It’s no simple task to take up your pen and attempt to create a story worthy of the hoopiest frood in all of existence. But when asked to do so, Eoin Colfer shows us that he has the kroompst (“Kroompst!”) to do just that.
Once again, and for the last time, the Vogons have destroyed Earth. In every dimension, in every version of space, time and improbability, Prostetnic Vogon Jeltz has made sure that humanity has been wiped clean from its ZZ Plural Z Alpha address so that it never interferes with the hyperspace bypass.
He has not, however, killed all the humans, as was part of the initial contract.
Arthur Dent, Trillian, and their daughter Random, are still mucking about the galaxy. There are also reports that Zaphod Beeblebrox purchased and sold a Magrathean made planet to some Earthlings. Knowing they are out there, Jeltz, his crew and his son (who is going through a bit of an un-Vogon like identity crisis) are about to seek out and destroy the remaining humans.
Our ragtag group of intergalactic travelers and ex-President of the Galaxy are saved just in the nick of time from the destruction of the last existing version of Earth by none other than Wowbagger, the rudest alien in the universe. In exchange for safe passage, Wowbagger demands that they kill him. He no longer wants to be immortal, spending his years hopping planet to planet insulting everyone.

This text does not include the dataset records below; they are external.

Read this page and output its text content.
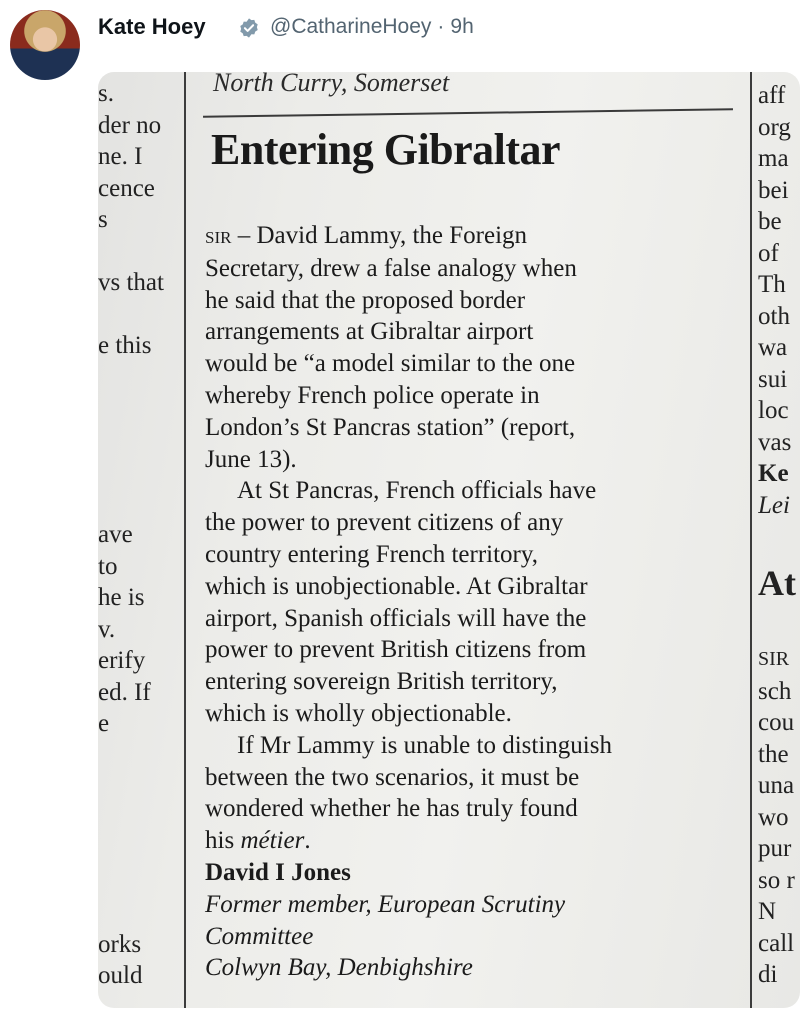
Kate Hoey	@CatharineHoey · 9h
s.
der no
ne. I
cence
s
vs that
e this
ave
to
he is
v.
erify
ed. If
e
orks
ould
aff
org
ma
bei
be
of
Th
oth
wa
sui
loc
vas
Ke
Lei
At
SIR
sch
cou
the
una
wo
pur
so r
N
call
di
North Curry, Somerset
Entering Gibraltar
sir – David Lammy, the Foreign
Secretary, drew a false analogy when
he said that the proposed border
arrangements at Gibraltar airport
would be “a model similar to the one
whereby French police operate in
London’s St Pancras station” (report,
June 13).
At St Pancras, French officials have
the power to prevent citizens of any
country entering French territory,
which is unobjectionable. At Gibraltar
airport, Spanish officials will have the
power to prevent British citizens from
entering sovereign British territory,
which is wholly objectionable.
If Mr Lammy is unable to distinguish
between the two scenarios, it must be
wondered whether he has truly found
his métier.
David I Jones
Former member, European Scrutiny
Committee
Colwyn Bay, Denbighshire
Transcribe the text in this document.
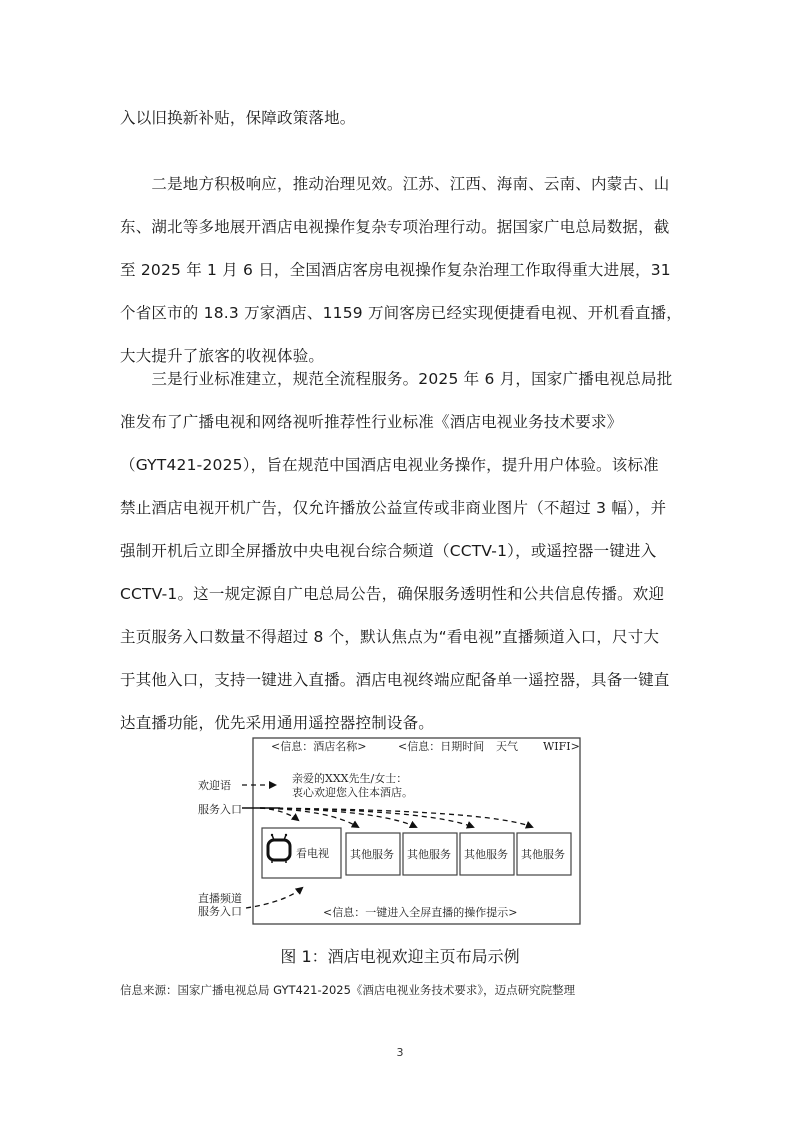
入以旧换新补贴，保障政策落地。
　　二是地方积极响应，推动治理见效。江苏、江西、海南、云南、内蒙古、山
东、湖北等多地展开酒店电视操作复杂专项治理行动。据国家广电总局数据，截
至 2025 年 1 月 6 日，全国酒店客房电视操作复杂治理工作取得重大进展，31
个省区市的 18.3 万家酒店、1159 万间客房已经实现便捷看电视、开机看直播，
大大提升了旅客的收视体验。
　　三是行业标准建立，规范全流程服务。2025 年 6 月，国家广播电视总局批
准发布了广播电视和网络视听推荐性行业标准《酒店电视业务技术要求》
（GYT421-2025），旨在规范中国酒店电视业务操作，提升用户体验。该标准
禁止酒店电视开机广告，仅允许播放公益宣传或非商业图片（不超过 3 幅），并
强制开机后立即全屏播放中央电视台综合频道（CCTV-1），或遥控器一键进入
CCTV-1。这一规定源自广电总局公告，确保服务透明性和公共信息传播。欢迎
主页服务入口数量不得超过 8 个，默认焦点为“看电视”直播频道入口，尺寸大
于其他入口，支持一键进入直播。酒店电视终端应配备单一遥控器，具备一键直
达直播功能，优先采用通用遥控器控制设备。
<信息：酒店名称>	<信息：日期时间 天气 WIFI>
亲爱的XXX先生/女士：
衷心欢迎您入住本酒店。
欢迎语
服务入口
直播频道
服务入口
看电视 其他服务 其他服务 其他服务 其他服务
<信息：一键进入全屏直播的操作提示>

图 1：酒店电视欢迎主页布局示例

信息来源：国家广播电视总局 GYT421-2025《酒店电视业务技术要求》，迈点研究院整理

3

Mr. Colfer brought characters back to life that I missed dearly. The tension between the universe’s most dysfunctional family is one that I love (I’ve read the Triology in Five Parts probably ten times) and it was nice to see how he solved the problem child’s issues with her parents. The only thing that was missing was Marvin, but I suppose you can’t bring everyone back.
Arthur’s fixation with the missing Fenchurch did wear a bit thin for me. As did the Guide entries which seemed to be on every other page. Some of the Guide entries that were included I felt didn’t need to be there. But that’s just me. As a huge fan of the original work, you won’t please us all 100%. And we can’t expect him to channel our revered Mr. Adams. Well, we could, but that’s just not fair.
While I was not pleased with everything that happened in And Another Thing, I was happy with my overall experience. Sure, there are things I would have changed and outcomes I wasn’t too happy with, but I didn’t write it. You have to give credit where credit is due. Eoin Colfer honoured the memory of Douglas Adams with a fantastical tale, gave us a new drink to attempt Earthly re-creation of, and added another chapter where no one else did. The book now sits proudly beside my well loved and well read copy of the original works, waiting for me to re-read the series again.
And somewhere in the universe, Thor waits for his own novel.